„Die Bücher des Blutes IV – VI“ – Clive Barker

„… Es war eine große Erleichterung, die Geschichte erzählen zu können. Nicht, weil er in Erinnerung bleiben wollte, sondern weil das Erzählen ihm die Geschichte von der Seele nahm. Jenes Leben, jener Tod, sie gehörten nicht mehr ihm. Er hatte Besseres zu tun, wie alle hier. …“ (Seite 782 – 783)

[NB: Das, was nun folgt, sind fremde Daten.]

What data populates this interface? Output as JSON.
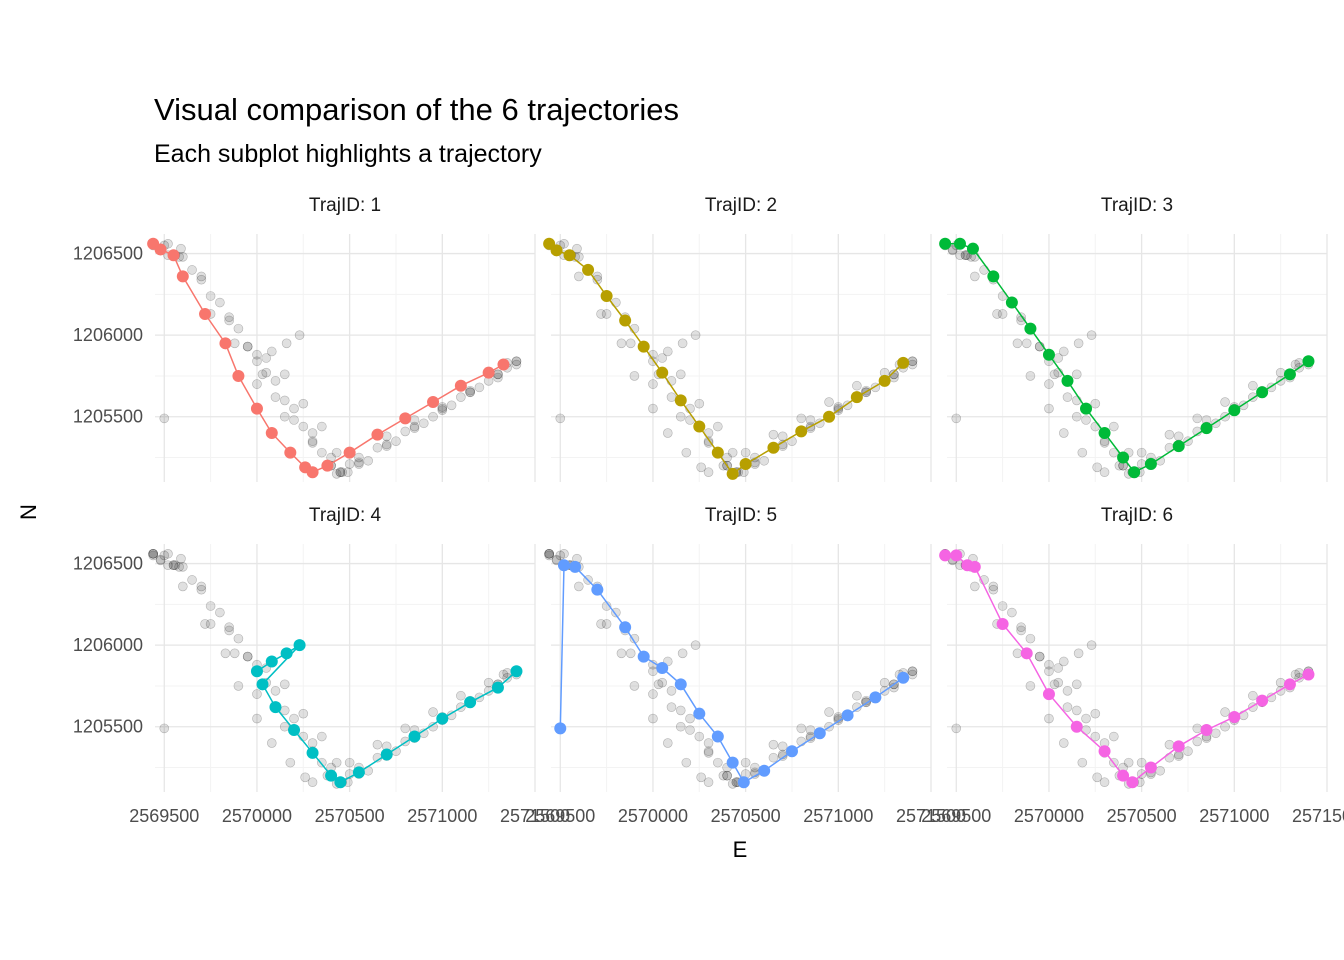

Die Bücher des Blutes vom Meister des Horrors – vertrauen Sie nichts außer Ihrer Angst … Sechzehn Kurzgeschichten aus der Feder des mit dem World Fantasy Award ausgezeichneten Autoren Clive Barker. Grausam, verstörend, blutig und wortgewaltig – seine Erzählungen sind Meilensteine der Horror-Literatur. Die vorliegende Ausgabe versammelt die Bände 4-6 der sechsbändigen Reihe.

Im zweiten Band der „Bücher des Blutes“ erwarten den Leser 14 Kurzgeschichten ganz unterschiedlicher Art, mal kurz, mal etwas länger, mehr oder weniger blutig.
Auch wenn ich mit Band 2 begonnen hab, einfach, weil mir so war, hab ich mir vorher natürlich die erste Geschichte im ersten Teil durchgelesen, denn die ist der Einstieg in Barkers grauenvolle Welt.   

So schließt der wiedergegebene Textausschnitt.